LAMP operates by emitting high-power, short light pulses from a laser. The laser beam is directed using a mirror mounted on a two-axis gimbal, allowing it to scan a wide field of regard. When the laser light hits a target, it reflects back to the system, where a telescope collects the reflected light. The distance to the target is calculated by measuring the round-trip travel time of the light pulses. This distance information, combined with directional data, enables the construction of detailed three-dimensional maps of the surrounding environment.
The document highlights several key applications for LAMP, including its use as a terminal sensor for spacecraft rendezvous in Earth orbit, with plans for a flight demonstration of this capability in the near future. The technology is expected to facilitate new mission scenarios and improve the safety and efficiency of space exploration.

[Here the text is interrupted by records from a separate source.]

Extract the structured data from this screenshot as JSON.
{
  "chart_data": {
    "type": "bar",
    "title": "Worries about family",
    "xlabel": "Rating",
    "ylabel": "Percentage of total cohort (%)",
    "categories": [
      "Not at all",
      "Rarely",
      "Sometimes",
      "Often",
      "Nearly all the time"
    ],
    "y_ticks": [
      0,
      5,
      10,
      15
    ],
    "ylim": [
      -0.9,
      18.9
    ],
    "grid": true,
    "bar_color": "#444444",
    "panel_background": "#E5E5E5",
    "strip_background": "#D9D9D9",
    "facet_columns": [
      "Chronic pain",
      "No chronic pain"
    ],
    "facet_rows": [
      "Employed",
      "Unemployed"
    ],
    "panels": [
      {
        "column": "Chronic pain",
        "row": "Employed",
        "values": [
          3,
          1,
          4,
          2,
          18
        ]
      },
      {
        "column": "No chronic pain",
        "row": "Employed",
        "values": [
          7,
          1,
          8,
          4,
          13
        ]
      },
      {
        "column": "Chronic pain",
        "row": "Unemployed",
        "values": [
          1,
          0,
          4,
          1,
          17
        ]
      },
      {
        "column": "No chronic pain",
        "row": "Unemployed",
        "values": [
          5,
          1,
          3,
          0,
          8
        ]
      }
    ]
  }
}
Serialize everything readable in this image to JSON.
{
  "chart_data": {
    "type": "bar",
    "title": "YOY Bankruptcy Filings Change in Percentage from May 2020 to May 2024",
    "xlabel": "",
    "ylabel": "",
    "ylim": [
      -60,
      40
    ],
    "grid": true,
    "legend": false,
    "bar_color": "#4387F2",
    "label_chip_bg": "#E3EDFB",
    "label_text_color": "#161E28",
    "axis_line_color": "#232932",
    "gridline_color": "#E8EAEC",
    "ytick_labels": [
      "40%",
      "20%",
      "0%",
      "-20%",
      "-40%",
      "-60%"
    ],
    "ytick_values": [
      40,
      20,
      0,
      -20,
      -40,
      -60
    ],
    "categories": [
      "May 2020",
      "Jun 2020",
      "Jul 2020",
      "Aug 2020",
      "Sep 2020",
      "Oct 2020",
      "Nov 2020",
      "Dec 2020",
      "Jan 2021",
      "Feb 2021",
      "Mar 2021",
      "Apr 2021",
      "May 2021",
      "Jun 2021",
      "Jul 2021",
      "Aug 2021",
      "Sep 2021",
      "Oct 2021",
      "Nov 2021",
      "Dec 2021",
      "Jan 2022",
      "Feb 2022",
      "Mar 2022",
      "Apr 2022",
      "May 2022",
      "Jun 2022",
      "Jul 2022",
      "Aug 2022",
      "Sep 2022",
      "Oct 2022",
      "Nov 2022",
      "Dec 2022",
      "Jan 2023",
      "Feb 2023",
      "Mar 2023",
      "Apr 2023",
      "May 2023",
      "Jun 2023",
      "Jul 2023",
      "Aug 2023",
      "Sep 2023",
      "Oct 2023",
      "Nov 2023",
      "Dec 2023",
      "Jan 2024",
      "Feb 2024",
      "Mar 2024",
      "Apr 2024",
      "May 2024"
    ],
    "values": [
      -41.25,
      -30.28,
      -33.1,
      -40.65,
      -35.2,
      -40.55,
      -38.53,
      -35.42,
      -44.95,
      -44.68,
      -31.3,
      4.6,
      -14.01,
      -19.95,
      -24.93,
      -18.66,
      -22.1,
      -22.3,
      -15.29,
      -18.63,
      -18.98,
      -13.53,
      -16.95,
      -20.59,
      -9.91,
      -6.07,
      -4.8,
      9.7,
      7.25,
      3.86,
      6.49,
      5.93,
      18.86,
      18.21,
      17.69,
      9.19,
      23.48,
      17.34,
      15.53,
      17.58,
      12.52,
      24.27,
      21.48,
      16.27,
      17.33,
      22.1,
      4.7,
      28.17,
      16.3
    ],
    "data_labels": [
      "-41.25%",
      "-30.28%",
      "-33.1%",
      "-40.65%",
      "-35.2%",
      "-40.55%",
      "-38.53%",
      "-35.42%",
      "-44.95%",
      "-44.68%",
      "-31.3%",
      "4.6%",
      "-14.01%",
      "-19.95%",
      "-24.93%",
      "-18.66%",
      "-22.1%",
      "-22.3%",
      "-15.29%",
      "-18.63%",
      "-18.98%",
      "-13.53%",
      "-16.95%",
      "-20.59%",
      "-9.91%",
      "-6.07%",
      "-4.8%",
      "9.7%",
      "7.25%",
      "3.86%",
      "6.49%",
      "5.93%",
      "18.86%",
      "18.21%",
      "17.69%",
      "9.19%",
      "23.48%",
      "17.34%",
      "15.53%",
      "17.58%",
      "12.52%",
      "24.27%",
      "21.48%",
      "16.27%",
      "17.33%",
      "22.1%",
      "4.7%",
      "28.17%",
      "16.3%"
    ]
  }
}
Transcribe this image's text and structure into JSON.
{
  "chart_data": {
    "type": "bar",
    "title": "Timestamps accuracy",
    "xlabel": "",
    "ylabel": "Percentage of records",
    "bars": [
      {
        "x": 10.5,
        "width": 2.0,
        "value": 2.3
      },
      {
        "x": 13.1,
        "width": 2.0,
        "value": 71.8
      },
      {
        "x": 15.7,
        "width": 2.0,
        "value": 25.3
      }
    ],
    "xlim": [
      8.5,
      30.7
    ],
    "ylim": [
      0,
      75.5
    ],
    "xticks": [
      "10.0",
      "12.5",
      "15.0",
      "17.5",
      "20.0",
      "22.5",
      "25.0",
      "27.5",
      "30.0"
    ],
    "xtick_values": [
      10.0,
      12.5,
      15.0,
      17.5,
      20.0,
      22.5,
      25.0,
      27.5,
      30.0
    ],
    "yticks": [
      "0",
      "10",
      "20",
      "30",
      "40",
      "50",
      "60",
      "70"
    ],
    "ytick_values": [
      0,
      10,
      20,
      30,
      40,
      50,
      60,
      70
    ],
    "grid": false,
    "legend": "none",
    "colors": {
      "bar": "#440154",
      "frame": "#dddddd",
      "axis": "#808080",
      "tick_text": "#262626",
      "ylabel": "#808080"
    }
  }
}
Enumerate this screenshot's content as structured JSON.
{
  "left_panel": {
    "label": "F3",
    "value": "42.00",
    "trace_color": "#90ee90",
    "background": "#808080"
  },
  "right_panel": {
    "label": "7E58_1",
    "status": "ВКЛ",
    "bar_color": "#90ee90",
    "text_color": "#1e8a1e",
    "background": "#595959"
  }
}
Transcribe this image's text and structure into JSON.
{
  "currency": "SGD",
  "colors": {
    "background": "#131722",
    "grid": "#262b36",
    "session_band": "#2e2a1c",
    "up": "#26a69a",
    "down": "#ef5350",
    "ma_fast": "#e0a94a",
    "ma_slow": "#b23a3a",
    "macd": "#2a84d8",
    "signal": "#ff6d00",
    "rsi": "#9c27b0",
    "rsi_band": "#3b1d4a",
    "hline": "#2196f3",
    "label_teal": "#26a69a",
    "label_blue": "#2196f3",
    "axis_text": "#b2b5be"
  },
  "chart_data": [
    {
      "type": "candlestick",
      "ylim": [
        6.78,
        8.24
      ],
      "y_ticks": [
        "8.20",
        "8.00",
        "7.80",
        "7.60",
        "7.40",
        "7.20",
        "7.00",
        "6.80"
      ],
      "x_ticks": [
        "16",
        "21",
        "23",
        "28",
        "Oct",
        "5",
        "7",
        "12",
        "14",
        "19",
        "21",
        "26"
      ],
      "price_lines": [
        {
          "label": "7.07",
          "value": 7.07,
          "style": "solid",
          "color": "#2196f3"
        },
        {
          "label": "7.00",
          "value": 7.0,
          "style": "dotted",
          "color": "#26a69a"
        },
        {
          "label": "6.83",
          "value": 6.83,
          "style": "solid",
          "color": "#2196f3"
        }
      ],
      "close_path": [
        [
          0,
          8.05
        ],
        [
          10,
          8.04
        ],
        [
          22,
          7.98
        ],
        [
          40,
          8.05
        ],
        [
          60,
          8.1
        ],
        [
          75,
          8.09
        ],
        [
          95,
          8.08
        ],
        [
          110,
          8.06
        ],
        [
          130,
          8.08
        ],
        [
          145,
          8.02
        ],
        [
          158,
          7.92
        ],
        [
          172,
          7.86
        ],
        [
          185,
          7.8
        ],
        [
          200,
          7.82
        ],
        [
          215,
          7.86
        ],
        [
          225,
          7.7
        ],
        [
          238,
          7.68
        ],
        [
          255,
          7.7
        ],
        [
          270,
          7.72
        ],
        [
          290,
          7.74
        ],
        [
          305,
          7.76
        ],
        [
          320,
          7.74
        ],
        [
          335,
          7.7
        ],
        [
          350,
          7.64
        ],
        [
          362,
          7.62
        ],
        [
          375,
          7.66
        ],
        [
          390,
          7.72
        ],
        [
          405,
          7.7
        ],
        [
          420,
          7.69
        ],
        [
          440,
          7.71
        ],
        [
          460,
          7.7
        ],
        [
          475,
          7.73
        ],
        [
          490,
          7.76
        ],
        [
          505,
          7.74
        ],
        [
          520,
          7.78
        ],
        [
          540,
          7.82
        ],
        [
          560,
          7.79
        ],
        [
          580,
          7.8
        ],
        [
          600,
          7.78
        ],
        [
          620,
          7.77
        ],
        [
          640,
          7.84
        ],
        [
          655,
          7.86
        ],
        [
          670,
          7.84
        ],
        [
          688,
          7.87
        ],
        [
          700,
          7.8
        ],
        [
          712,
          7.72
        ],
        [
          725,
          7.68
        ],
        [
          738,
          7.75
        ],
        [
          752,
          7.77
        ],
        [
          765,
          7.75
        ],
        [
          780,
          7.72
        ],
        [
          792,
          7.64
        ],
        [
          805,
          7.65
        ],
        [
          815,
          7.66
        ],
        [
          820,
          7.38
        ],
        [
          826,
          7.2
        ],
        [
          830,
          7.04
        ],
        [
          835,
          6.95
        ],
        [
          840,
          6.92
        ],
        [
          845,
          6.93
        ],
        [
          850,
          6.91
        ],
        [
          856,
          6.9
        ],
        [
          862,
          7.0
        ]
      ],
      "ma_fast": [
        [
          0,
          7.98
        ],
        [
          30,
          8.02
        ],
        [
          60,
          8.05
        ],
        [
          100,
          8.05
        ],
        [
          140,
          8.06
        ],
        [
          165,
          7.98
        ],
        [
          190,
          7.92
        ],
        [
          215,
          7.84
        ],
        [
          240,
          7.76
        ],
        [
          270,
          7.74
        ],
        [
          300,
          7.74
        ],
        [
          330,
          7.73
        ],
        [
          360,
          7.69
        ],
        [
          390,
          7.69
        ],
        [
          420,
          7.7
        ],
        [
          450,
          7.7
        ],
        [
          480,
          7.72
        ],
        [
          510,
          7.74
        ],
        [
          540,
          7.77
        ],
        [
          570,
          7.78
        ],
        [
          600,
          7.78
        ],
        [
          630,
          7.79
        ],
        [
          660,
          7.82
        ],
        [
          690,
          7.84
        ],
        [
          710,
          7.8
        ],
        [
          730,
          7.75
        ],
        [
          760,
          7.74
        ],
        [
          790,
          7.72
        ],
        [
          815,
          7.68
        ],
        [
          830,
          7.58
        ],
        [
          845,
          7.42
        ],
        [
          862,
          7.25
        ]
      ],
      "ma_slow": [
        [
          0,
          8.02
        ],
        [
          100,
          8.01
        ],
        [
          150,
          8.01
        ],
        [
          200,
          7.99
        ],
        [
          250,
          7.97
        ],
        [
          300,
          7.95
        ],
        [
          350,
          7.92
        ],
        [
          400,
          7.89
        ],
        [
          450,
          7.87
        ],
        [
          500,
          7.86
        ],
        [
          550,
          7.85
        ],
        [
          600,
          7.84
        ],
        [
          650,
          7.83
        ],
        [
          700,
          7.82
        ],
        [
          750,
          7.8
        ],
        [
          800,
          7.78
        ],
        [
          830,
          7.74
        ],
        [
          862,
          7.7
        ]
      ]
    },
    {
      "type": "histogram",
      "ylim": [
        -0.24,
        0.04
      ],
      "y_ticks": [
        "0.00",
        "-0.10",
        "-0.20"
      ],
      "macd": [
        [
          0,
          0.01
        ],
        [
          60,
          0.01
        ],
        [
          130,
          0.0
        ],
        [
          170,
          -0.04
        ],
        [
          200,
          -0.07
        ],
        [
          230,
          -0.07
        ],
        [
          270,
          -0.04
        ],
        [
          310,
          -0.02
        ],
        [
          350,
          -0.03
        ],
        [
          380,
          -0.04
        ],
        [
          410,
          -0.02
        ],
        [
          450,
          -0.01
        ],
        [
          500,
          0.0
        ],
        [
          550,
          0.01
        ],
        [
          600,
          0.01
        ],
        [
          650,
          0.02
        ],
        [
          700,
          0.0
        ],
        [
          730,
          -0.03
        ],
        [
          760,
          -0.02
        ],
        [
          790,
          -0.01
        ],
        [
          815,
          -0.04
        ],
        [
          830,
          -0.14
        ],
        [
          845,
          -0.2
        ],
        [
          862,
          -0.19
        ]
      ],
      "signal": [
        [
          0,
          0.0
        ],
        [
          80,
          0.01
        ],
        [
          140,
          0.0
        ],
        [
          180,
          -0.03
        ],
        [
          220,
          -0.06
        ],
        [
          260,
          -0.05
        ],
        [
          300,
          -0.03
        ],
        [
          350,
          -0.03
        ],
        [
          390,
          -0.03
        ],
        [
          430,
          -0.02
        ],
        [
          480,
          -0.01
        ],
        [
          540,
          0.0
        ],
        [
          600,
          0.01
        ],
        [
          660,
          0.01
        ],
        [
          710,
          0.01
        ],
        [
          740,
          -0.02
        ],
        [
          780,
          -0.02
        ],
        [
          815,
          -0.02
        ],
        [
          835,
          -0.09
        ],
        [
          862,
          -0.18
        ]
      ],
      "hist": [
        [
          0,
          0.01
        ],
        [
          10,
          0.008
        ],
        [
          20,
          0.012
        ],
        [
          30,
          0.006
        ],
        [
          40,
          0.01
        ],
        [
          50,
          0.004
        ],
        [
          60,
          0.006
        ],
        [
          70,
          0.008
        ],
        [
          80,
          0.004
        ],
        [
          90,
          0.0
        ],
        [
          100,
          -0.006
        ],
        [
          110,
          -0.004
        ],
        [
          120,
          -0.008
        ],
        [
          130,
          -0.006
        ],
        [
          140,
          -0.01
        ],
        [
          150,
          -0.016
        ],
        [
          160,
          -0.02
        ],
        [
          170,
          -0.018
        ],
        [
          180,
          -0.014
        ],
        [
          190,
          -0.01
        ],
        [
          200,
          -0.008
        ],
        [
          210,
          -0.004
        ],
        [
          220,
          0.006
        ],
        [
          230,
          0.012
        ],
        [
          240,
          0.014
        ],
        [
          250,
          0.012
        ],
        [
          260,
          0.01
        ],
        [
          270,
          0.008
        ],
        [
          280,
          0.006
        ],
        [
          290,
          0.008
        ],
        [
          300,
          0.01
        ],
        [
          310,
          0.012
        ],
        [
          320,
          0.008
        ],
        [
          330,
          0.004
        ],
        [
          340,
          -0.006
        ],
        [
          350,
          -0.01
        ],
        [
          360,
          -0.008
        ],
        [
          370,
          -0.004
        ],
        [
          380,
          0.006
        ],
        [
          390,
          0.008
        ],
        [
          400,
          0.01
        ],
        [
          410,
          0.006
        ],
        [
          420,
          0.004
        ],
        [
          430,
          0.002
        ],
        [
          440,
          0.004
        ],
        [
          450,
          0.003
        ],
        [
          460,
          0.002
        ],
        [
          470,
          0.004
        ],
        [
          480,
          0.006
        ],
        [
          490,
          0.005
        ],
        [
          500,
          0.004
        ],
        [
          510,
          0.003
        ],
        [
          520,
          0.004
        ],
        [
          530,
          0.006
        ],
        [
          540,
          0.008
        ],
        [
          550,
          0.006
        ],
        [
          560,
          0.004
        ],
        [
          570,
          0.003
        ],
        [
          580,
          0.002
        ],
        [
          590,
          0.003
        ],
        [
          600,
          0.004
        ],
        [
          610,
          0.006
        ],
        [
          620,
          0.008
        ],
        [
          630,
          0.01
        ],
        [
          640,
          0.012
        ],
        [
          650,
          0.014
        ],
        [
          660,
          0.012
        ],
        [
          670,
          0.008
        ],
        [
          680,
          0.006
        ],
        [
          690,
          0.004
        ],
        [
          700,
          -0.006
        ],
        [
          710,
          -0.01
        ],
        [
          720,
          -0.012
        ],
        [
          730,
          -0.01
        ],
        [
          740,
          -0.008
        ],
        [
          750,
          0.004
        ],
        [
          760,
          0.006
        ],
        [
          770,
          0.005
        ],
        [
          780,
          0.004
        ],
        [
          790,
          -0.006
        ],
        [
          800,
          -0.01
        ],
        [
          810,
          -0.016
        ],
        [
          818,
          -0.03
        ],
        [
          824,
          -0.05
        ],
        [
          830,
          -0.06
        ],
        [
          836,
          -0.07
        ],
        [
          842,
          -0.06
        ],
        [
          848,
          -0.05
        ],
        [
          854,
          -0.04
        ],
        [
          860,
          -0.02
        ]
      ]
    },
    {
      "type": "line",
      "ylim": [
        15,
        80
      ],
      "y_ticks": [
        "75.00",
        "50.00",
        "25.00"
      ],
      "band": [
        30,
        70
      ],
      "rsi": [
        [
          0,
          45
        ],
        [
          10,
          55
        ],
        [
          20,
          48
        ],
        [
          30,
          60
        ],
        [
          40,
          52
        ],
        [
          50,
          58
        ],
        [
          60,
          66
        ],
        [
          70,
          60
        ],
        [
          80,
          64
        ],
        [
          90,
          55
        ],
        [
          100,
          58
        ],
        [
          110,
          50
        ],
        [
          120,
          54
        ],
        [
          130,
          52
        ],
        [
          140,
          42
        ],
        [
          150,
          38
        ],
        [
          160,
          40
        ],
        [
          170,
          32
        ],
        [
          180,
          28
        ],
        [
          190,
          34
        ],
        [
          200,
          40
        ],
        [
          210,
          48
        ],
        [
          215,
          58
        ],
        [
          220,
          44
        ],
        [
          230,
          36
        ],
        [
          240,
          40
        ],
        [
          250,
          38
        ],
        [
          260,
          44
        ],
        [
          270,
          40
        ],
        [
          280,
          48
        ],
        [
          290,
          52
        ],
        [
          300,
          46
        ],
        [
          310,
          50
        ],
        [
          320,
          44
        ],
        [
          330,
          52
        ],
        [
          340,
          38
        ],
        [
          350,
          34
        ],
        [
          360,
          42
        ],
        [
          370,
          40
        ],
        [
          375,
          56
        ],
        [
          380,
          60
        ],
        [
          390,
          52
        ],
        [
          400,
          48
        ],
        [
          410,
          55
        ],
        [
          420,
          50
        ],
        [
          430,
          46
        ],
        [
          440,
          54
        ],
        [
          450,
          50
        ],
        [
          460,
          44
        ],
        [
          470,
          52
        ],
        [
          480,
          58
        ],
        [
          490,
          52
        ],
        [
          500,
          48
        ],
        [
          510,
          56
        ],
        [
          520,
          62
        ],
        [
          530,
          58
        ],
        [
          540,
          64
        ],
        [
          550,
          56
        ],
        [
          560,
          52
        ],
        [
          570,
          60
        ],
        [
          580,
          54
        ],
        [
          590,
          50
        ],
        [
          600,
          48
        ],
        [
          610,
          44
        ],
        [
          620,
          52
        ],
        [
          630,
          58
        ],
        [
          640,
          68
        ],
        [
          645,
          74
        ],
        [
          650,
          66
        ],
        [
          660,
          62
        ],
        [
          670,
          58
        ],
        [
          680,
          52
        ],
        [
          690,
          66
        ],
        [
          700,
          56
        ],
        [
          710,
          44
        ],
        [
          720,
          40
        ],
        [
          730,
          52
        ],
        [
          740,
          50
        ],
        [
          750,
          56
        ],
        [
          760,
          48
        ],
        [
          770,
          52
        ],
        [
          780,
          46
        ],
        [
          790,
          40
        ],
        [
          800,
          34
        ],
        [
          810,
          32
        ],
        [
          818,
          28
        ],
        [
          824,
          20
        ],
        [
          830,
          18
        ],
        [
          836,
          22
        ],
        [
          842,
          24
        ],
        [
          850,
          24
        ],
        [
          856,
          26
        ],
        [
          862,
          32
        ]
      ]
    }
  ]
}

The development of LAMP involved a collaborative effort from a team of researchers and engineers at JPL, including notable contributors such as Carl Christian Liebe, Robert Bunker, and Sohrab Mobasser, among others. The work is part of a broader initiative to advance lidar technology for space applications, emphasizing the importance of low mass and low power consumption in the design of spaceborne systems.
Overall, the document underscores the innovative nature of LAMP and its potential to significantly enhance the capabilities of future space missions, making it a vital tool for exploration and navigation in extraterrestrial environments. The report is part of NASA's ongoing commitment to developing advanced technologies that support scientific discovery and exploration beyond Earth.